Gubernur Jawa Barat Dedi Mulyadi langsung menjemput Indri Nuraeni (24), seorang perempuan asal Kecamatan Cipatat, Kabupaten Bandung Barat, yang menjadi salah satu korban dugaan tindak pidana perdagangan orang (TPPO) di Maumere, Kabupaten Sikka, Nusa Tenggara Timur (NTT). Penjemputan ini dilakukan setelah kasus eksploitasi tersebut mencuat ke publik.
Indri Nuraeni diduga terjerat TPPO sejak Oktober 2023. Saat itu, ia dihubungi oleh pelaku yang menawarkan pekerjaan sebagai Ladies Companion (LC) di Eltras Double Five Bar & Karaoke, sebuah tempat hiburan malam yang disebut baru beroperasi di Maumere, Kabupaten Sikka.
Kepala Bidang Pelatihan, Produktivitas, Penempatan Tenaga Kerja dan Transmigrasi (P3TKT) pada Disnakertrans Bandung Barat, Dewi Andani, membenarkan adanya warga Bandung Barat yang menjadi korban. “Untuk korban TPPO di NTT benar ada warga Kabupaten Bandung Barat yang bernama Indri Nuraeni berusia 24 tahun asal Kecamatan Cipatat,” kata Dewi pada Rabu (25/2).
Menurut Dewi, korban dijanjikan kasbon besar apabila bersedia bekerja. “Dengan janji akan diberikan kasbon yang besar apabila korban bersedia bekerja.

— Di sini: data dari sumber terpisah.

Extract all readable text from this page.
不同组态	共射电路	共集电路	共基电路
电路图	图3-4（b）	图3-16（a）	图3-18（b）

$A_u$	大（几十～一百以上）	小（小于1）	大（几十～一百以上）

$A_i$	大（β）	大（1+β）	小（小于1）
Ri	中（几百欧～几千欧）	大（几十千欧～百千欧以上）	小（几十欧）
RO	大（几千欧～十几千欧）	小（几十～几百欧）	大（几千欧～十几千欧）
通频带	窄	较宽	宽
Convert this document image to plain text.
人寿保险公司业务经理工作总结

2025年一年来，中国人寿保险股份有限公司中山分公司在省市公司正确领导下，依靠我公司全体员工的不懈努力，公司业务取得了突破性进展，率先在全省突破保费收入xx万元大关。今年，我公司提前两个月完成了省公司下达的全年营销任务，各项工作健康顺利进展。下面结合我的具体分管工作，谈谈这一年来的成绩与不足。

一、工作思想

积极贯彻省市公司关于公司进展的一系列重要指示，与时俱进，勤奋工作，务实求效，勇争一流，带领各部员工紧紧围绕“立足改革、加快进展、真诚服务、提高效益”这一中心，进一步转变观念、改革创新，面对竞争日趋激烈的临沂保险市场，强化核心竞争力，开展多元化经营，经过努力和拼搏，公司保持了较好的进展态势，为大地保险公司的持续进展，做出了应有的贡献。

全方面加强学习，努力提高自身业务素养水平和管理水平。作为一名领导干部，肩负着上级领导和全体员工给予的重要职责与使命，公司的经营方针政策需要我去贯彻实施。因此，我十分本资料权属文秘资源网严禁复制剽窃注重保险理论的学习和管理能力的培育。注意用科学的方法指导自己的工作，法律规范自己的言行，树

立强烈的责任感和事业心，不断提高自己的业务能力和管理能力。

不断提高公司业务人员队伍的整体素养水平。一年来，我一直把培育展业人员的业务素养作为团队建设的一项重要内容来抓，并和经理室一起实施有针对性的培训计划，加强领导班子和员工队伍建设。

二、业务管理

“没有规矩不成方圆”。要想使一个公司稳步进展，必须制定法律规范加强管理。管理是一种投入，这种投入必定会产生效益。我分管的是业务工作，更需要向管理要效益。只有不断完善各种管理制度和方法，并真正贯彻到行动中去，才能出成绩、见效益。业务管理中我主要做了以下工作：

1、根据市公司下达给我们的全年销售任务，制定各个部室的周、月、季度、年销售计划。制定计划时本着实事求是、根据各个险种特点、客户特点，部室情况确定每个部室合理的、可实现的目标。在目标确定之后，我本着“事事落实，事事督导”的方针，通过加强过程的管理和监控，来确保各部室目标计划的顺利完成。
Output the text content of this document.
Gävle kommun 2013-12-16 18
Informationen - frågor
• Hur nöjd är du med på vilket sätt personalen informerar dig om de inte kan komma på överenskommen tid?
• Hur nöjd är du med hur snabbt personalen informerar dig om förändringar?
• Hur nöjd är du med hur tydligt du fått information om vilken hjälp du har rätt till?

Mendengar tawaran tersebut, korban menyetujui untuk bekerja di tempat terlapor,” ungkapnya.
Namun, janji tersebut berbanding terbalik dengan kenyataan. Indri dan korban lainnya justru dibebani potongan serta denda yang memberatkan. Mereka juga diwajibkan memenuhi target kerja yang sulit dicapai, dan jika gagal, denda harus dibayar.
Kasus dugaan TPPO ini mulai terungkap setelah beredarnya video di media sosial yang memperlihatkan dugaan ancaman fisik dan serangan verbal terhadap karyawan di salah satu tempat hiburan malam di Kabupaten Sikka. Berdasarkan pemeriksaan awal Polda Jawa Barat, ditemukan 13 perempuan asal Jawa Barat yang bekerja di lokasi tersebut.
Para korban berasal dari berbagai daerah di Jawa Barat, meliputi Bandung, Bandung Barat, Indramayu, dan Cianjur. Meskipun sebagian besar telah berusia dewasa, beberapa di antaranya diketahui masih berusia 18 dan 19 tahun.
Modus perekrutan para pekerja ini adalah dengan iming-iming gaji tinggi, berkisar Rp8 juta hingga Rp10 juta per bulan. Namun, dalam pelaksanaannya, mereka diduga mengalami eksploitasi, pengekangan, ancaman fisik, hingga kekerasan, terutama saat pelaku berada di bawah pengaruh minuman keras.
Saat ini, Indri Nuraeni bersama korban lainnya tengah menjalani proses pemulangan ke daerah asal masing-masing. Gubernur Dedi Mulyadi telah berangkat ke Kabupaten Sikka sejak Minggu (22/2) untuk menjemput langsung para korban dan memastikan kepulangan mereka.
Kasus dugaan TPPO ini masih dalam proses penanganan aparat kepolisian guna mengungkap peran para pelaku serta memastikan perlindungan terhadap para korban.